Regularized Newton Method with Global $O(1/k^2)$ Convergence
This addresses the challenge of slow or unreliable convergence in optimization for researchers and practitioners, offering a novel hybrid approach with incremental improvements over existing methods.
The paper tackles the problem of achieving fast global convergence for Newton-type methods from any initialization on convex objectives with Lipschitz Hessians, resulting in a method with global O(1/k^2) convergence rate and cheap iterations.

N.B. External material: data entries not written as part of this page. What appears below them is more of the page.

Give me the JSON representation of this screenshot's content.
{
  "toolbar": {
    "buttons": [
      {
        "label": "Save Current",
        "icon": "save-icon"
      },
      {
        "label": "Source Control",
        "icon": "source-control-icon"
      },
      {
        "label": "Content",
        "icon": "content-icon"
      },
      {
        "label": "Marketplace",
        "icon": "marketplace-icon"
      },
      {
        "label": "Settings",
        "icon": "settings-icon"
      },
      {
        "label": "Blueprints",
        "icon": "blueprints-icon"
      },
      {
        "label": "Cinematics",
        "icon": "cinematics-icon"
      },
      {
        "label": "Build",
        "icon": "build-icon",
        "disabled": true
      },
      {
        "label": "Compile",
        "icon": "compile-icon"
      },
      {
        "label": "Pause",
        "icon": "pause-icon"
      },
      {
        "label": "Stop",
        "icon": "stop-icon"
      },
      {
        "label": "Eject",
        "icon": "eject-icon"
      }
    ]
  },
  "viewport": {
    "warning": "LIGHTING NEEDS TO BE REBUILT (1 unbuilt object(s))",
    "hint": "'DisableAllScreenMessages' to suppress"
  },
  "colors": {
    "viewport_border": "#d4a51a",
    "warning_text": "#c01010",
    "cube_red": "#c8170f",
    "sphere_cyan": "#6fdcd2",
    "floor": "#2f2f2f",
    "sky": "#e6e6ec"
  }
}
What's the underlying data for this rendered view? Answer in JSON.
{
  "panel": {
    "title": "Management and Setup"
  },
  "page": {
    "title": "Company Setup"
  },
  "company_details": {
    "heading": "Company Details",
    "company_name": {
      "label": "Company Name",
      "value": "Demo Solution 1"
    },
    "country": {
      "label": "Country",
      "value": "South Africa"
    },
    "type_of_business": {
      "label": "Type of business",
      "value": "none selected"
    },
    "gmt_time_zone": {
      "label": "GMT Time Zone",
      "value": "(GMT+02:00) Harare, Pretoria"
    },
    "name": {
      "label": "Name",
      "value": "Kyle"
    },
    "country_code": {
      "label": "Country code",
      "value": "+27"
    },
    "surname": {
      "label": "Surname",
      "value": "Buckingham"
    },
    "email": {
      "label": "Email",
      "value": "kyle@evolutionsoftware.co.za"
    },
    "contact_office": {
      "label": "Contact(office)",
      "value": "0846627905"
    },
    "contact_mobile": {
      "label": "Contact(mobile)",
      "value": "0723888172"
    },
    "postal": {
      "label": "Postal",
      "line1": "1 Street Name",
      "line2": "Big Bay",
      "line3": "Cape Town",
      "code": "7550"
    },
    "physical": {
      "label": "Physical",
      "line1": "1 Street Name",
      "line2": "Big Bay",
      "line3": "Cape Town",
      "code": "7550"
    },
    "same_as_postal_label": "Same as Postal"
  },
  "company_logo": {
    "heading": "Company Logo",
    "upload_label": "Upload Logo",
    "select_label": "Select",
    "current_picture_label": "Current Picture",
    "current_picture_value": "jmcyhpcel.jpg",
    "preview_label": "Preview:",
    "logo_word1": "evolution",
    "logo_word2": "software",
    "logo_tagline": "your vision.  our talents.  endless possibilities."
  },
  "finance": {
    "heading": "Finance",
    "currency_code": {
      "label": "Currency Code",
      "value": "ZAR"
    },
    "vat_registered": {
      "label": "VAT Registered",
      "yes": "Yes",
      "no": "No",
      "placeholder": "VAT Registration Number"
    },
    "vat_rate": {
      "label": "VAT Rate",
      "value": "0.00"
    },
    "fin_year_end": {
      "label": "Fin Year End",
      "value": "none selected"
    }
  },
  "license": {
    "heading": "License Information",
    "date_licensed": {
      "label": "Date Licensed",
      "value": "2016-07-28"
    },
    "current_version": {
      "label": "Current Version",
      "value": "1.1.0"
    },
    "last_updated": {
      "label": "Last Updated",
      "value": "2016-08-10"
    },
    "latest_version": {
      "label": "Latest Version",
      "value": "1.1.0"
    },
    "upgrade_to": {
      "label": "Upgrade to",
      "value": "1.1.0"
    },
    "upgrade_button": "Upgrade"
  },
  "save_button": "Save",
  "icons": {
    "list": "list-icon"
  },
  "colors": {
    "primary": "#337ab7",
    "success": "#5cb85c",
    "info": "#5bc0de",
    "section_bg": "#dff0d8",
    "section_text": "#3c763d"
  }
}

We present a Newton-type method that converges fast from any initialization and for arbitrary convex objectives with Lipschitz Hessians. We achieve this by merging the ideas of cubic regularization with a certain adaptive Levenberg--Marquardt penalty. In particular, we show that the iterates given by $x^{k+1}=x^k - \bigl(\nabla^2 f(x^k) + \sqrt{H\|\nabla f(x^k)\|} \mathbf{I}\bigr)^{-1}\nabla f(x^k)$, where $H>0$ is a constant, converge globally with a $\mathcal{O}(\frac{1}{k^2})$ rate. Our method is the first variant of Newton's method that has both cheap iterations and provably fast global convergence. Moreover, we prove that locally our method converges superlinearly when the objective is strongly convex. To boost the method's performance, we present a line search procedure that does not need prior knowledge of $H$ and is provably efficient.